Jack Mc Arthur
About Jack Mc Arthur
Jack McArthur is an undergraduate research assistant in the Qiu Group at Yale University, where he conducts CO2-recycling research and teaches courses on energy materials. He has a background in physics and chemistry, having coauthored a book chapter on machine learning in nanotechnology research.
Undergraduate Research Assistant at Yale University
Jack Mc Arthur currently serves as an Undergraduate Research Assistant in the Qiu Group at Yale University. His research focuses on CO2-recycling, contributing to advancements in environmental sustainability. He has been involved in this role since 2020, utilizing resources from the National Energy Research Scientific Computing Center (NERSC) to enhance his research capabilities.
Education and Expertise
Jack Mc Arthur studied at Yale University, where he pursued a double major in Physics and Chemistry, along with an Energy Studies Certificate, from 2018 to 2022. He also attended the North Carolina School of Science and Mathematics, achieving a High School Diploma from 2016 to 2018. His academic background equips him with a strong foundation in scientific principles and interdisciplinary studies.

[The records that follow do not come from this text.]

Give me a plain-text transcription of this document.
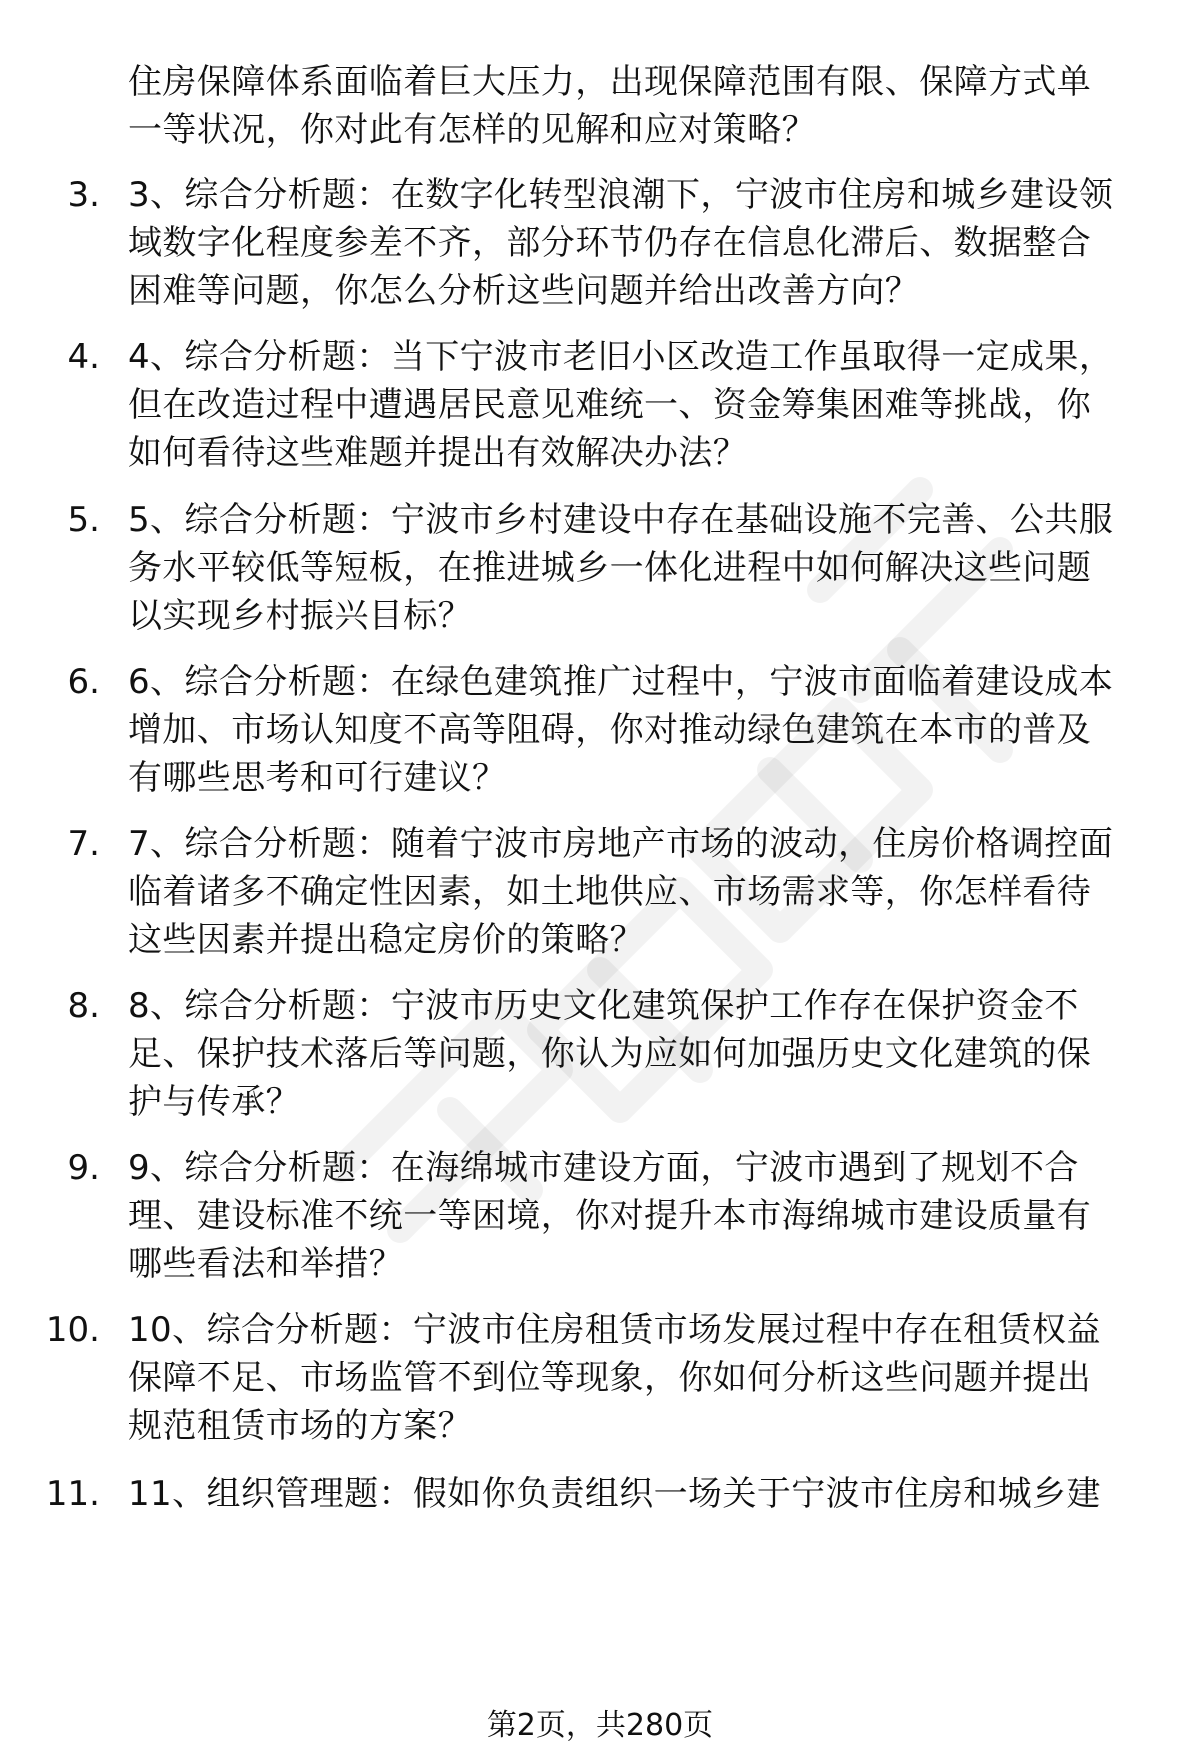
住房保障体系面临着巨大压力，出现保障范围有限、保障方式单
一等状况，你对此有怎样的见解和应对策略？
3. 3、综合分析题：在数字化转型浪潮下，宁波市住房和城乡建设领
域数字化程度参差不齐，部分环节仍存在信息化滞后、数据整合
困难等问题，你怎么分析这些问题并给出改善方向？
4. 4、综合分析题：当下宁波市老旧小区改造工作虽取得一定成果，
但在改造过程中遭遇居民意见难统一、资金筹集困难等挑战，你
如何看待这些难题并提出有效解决办法？
5. 5、综合分析题：宁波市乡村建设中存在基础设施不完善、公共服
务水平较低等短板，在推进城乡一体化进程中如何解决这些问题
以实现乡村振兴目标？
6. 6、综合分析题：在绿色建筑推广过程中，宁波市面临着建设成本
增加、市场认知度不高等阻碍，你对推动绿色建筑在本市的普及
有哪些思考和可行建议？
7. 7、综合分析题：随着宁波市房地产市场的波动，住房价格调控面
临着诸多不确定性因素，如土地供应、市场需求等，你怎样看待
这些因素并提出稳定房价的策略？
8. 8、综合分析题：宁波市历史文化建筑保护工作存在保护资金不
足、保护技术落后等问题，你认为应如何加强历史文化建筑的保
护与传承？
9. 9、综合分析题：在海绵城市建设方面，宁波市遇到了规划不合
理、建设标准不统一等困境，你对提升本市海绵城市建设质量有
哪些看法和举措？
10. 10、综合分析题：宁波市住房租赁市场发展过程中存在租赁权益
保障不足、市场监管不到位等现象，你如何分析这些问题并提出
规范租赁市场的方案？
11. 11、组织管理题：假如你负责组织一场关于宁波市住房和城乡建
第2页，共280页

Teaching Experience at Yale University
In addition to his research roles, Jack Mc Arthur has served as a Science and Quantitative Reasoning Tutor at Yale University since 2020. He also worked as an Undergraduate Learning Assistant for five months in 2021. His teaching responsibilities include instructing a course on the optical and electronic properties of energy materials, demonstrating his commitment to education and mentorship.
Previous Experience in Education
Prior to his time at Yale, Jack Mc Arthur worked as a Chemistry Teaching Assistant at the North Carolina School of Science and Mathematics from 2017 to 2018. This role involved supporting students in their chemistry studies, further developing his teaching skills and understanding of scientific concepts.
Research Contributions and Projects
Jack Mc Arthur is involved in coauthoring a book chapter on machine learning in nanotechnology research. He has also implemented methods to streamline field-theoretic computations in Python for semiconductor research, showcasing his technical skills and contributions to the scientific community.